Soit vous trouvez que le CDH manque de courage. Que la note de Bart De Wever était une base de discussion acceptable, qui préservait l'essentiel pour les francophones et surtout que c'était une occasion unique de pratiquer une forme d'alternance au niveau fédéral. Vous regretterez alors sûrement que le CDH finisse dans les faits par toujours s'aligner sur le PS et que ces deux partis soient indissociables depuis 10 ans à tel point que le vote CDH soient en passe de devenir inutile, que Benoit Lutgen est un Pinocchio ardennais dans les mains d'un Gepetto montois et que ses électeurs doivent constater que leurs suffrages théoriquement au centre servent à maintenir des coalitions à gauche.
Je vous propose un autre niveau de lecture. Celui de la logique des blocs. En optant pour le refus et en le motivant par les arguments employés ce mardi soir Benoit Lutgen défend son projet politique bien sur, mais renforce malgré tout la division de la Belgique en deux blocs que tout opose : la langue, mais aussi la sensibilité politique , le rapport à la sécurité sociale, le rythme de réforme, etc.

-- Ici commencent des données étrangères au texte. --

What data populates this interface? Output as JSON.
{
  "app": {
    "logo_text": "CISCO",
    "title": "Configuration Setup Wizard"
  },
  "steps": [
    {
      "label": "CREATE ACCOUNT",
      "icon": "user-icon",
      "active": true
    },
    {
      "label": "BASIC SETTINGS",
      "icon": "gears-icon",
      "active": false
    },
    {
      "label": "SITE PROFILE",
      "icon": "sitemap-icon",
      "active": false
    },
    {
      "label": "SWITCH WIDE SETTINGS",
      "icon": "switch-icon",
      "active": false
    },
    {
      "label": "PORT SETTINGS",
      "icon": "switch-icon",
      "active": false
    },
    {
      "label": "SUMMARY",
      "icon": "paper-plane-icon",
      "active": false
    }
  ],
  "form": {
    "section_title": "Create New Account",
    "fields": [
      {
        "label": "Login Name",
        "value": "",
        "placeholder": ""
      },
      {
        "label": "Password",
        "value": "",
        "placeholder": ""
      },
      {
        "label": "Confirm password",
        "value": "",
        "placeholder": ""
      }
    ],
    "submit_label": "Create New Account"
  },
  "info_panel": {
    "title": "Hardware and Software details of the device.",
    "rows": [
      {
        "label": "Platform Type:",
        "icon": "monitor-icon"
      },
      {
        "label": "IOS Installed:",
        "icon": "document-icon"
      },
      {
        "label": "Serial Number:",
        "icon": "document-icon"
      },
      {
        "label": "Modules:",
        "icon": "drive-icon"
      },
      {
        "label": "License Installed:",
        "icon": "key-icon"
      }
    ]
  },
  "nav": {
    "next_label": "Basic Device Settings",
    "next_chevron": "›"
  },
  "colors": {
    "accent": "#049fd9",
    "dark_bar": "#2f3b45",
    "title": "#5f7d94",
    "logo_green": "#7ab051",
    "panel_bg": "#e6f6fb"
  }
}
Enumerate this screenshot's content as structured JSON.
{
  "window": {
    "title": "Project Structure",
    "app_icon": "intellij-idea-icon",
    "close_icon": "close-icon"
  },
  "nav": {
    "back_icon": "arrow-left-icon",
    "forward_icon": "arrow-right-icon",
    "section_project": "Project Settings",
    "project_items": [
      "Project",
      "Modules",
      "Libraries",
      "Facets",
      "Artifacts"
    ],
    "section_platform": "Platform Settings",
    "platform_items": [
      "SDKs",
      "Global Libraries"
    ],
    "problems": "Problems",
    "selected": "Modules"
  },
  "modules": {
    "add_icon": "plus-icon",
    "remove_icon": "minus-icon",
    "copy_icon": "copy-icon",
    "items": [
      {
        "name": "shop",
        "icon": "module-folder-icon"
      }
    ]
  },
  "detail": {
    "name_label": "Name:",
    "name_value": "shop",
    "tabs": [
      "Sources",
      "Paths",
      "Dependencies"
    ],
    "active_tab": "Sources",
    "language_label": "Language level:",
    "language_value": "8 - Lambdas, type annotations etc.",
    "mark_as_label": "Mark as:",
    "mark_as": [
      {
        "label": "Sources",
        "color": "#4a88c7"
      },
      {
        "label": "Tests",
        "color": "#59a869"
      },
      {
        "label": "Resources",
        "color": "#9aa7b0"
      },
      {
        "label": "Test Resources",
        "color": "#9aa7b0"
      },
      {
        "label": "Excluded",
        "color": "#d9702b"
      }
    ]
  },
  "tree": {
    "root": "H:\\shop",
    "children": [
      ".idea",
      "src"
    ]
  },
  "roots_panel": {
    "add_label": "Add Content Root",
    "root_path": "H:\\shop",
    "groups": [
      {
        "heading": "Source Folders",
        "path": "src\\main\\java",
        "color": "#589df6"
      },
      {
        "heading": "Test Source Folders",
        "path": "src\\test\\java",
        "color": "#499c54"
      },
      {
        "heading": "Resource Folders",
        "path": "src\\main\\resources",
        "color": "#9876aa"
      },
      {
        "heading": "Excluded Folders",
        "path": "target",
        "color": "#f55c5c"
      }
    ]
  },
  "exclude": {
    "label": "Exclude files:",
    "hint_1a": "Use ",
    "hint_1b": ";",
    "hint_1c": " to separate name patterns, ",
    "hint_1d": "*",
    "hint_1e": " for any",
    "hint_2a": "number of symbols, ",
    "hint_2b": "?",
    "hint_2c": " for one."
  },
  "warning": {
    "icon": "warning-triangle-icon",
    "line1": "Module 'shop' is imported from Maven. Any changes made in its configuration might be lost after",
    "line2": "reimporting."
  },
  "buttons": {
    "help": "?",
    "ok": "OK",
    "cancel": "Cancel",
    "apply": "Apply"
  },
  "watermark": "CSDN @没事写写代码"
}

Schématiquement le bloc flamand s'organise autour de la NVA, le CD&V et dans une moindre mesure l'open VLD en sont des satellites proches tandis que Groen et le SPA évoluent à la marge du système, dans un rôle d'opposants peu audibles. Le groupe francophone s'organise autour du PS avec le CDH et potentiellement le FDF et Ecolo en satellites proches tandis que le MR est désormais à la marge du bloc francophone.
De bloc à blocage il n'y a qu'un pas. On ne voit pas aujourd'hui qui peut lancer des ponts d'un bloc à l'autre. Imaginer que le système flamand ne tourne plus autour de la NVA et que ce bloc néerlandophone va se fissurer pour laisser le parti de Bart De Wever sur le bord de la route federale est un pari hasardeux. Croire que le bloc francophone peut s'organiser sans le PS vient d'etre démenti par les faits. Nous revenons donc à la situation de 2010 quand PS et NVA se faisaient face. Mais on notera que ces deux acteurs majeurs ont bâti leur (relatif) succès électoral sur la dénonciation de l'autre. Il faudra beaucoup de doigté et sans doute pas mal de temps pour contourner la logique des blocs. Vous pouvez lancer le compteur.
3 commentaires:
Excellent. Merci.
Benoît Lutgen aggrave la méfiance entre le Nord et le Sud
Autre idée: et si au lieu de regarder le choix du CDH sous un angle socio-économique ou stratégique on le regardait sur un angle institutionnel? Le CDH est sans doute le parti le plus attaché à l'unité de la Belgique, le plus nostalgique de la Belgique unie du temps ou les sociaux-chrétiens gouvernaient en maîtres et le plus attaché à la monarchie. Faut-il s'étonner qu'ils aient un rejet épidermique vis-à-vis d'un parti qui veut la fin de la Belgique unitaire et la fin de la monarchie?